It’s hard to believe it’s been 100 years since the sinking of the Titanic. Not that it happened in my lifetime, but still. Momentous events–when things so huge that they seem impossible to move, move (or fail, sink, are destroyed, etc)–never feel far away, even if they happened around the world or in another lifetime (that’s because time and space are so warp-y, unreliable and arbitrary and our thoughts and compassion are much more substantial and immediate).
I loved this article in the NY Times about a Times writer’s grandfather, Lawrence Beesley, who survived the sinking of the Titanic: As Hundreds of Men Perished, One Ignored a Rumor to Survive Of the many remarkable details that stands out to me is the stillness this gentleman had in the face of such terror; that despite the crowd that moved to the other side of the ship for a promise of rescue, he stayed put with just a couple of others. It reminds me of how often our greatest need is to be still and listen to the voice within instead of being carried by the ofttimes-unthinking wave of the masses.

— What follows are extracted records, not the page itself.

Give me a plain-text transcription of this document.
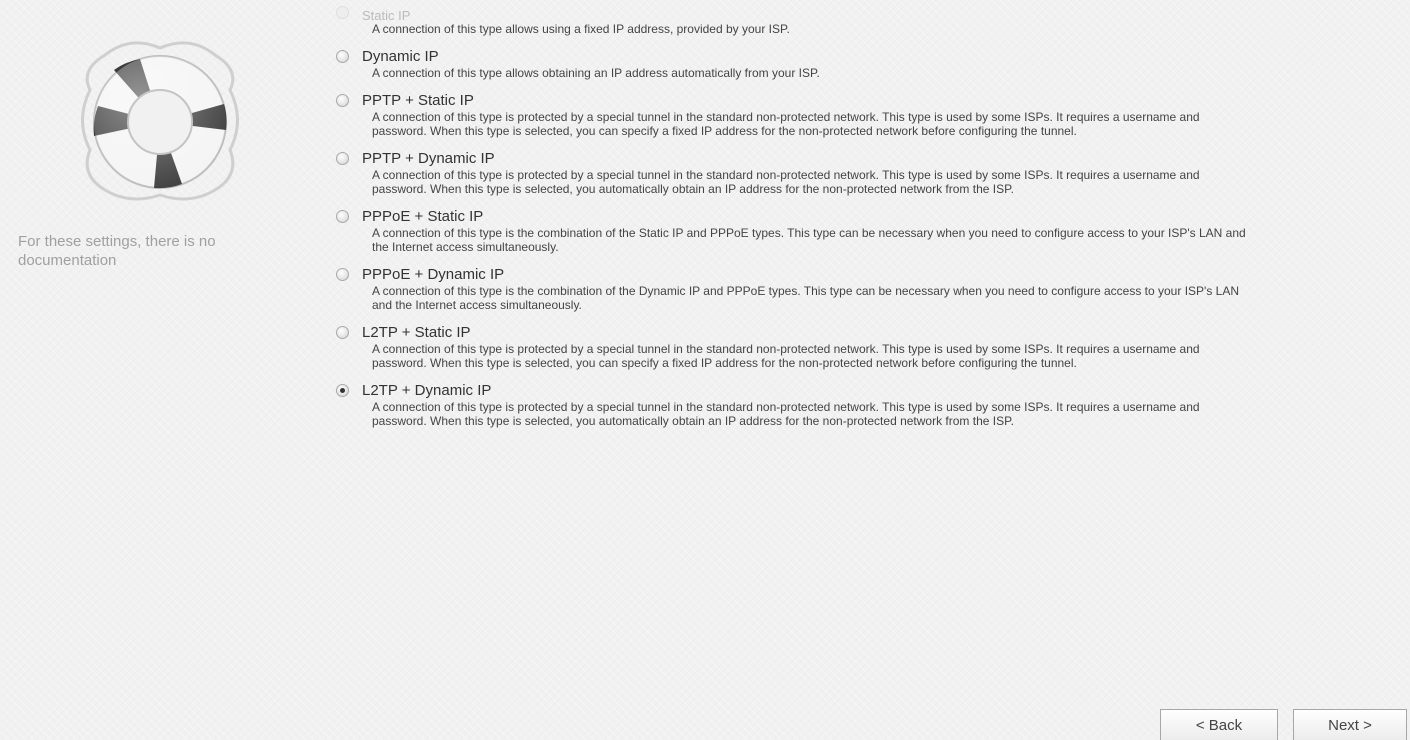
For these settings, there is no documentation
Static IP
A connection of this type allows using a fixed IP address, provided by your ISP.
Dynamic IP
A connection of this type allows obtaining an IP address automatically from your ISP.
PPTP + Static IP
A connection of this type is protected by a special tunnel in the standard non-protected network. This type is used by some ISPs. It requires a username and password. When this type is selected, you can specify a fixed IP address for the non-protected network before configuring the tunnel.
PPTP + Dynamic IP
A connection of this type is protected by a special tunnel in the standard non-protected network. This type is used by some ISPs. It requires a username and password. When this type is selected, you automatically obtain an IP address for the non-protected network from the ISP.
PPPoE + Static IP
A connection of this type is the combination of the Static IP and PPPoE types. This type can be necessary when you need to configure access to your ISP's LAN and the Internet access simultaneously.
PPPoE + Dynamic IP
A connection of this type is the combination of the Dynamic IP and PPPoE types. This type can be necessary when you need to configure access to your ISP's LAN and the Internet access simultaneously.
L2TP + Static IP
A connection of this type is protected by a special tunnel in the standard non-protected network. This type is used by some ISPs. It requires a username and password. When this type is selected, you can specify a fixed IP address for the non-protected network before configuring the tunnel.
L2TP + Dynamic IP
A connection of this type is protected by a special tunnel in the standard non-protected network. This type is used by some ISPs. It requires a username and password. When this type is selected, you automatically obtain an IP address for the non-protected network from the ISP.
< Back	Next >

This gentleman’s quiet listening was a life-saving approach and it makes me realize that the figurative sinking Titanics that we endure every day require the same resistance to group think. When the media demands that you must be frightened and outraged, be still and listen to your intuition instead that says, “I’m going to find out the truth for myself before I panic and judge.” When society insists that you must look a certain way to be loved, be still and listen to that voice within that says, “Does changing my skin color/weight/hair length, etc make me a more loving person?”
What “rumor [will you] ignore to survive” and thrive today?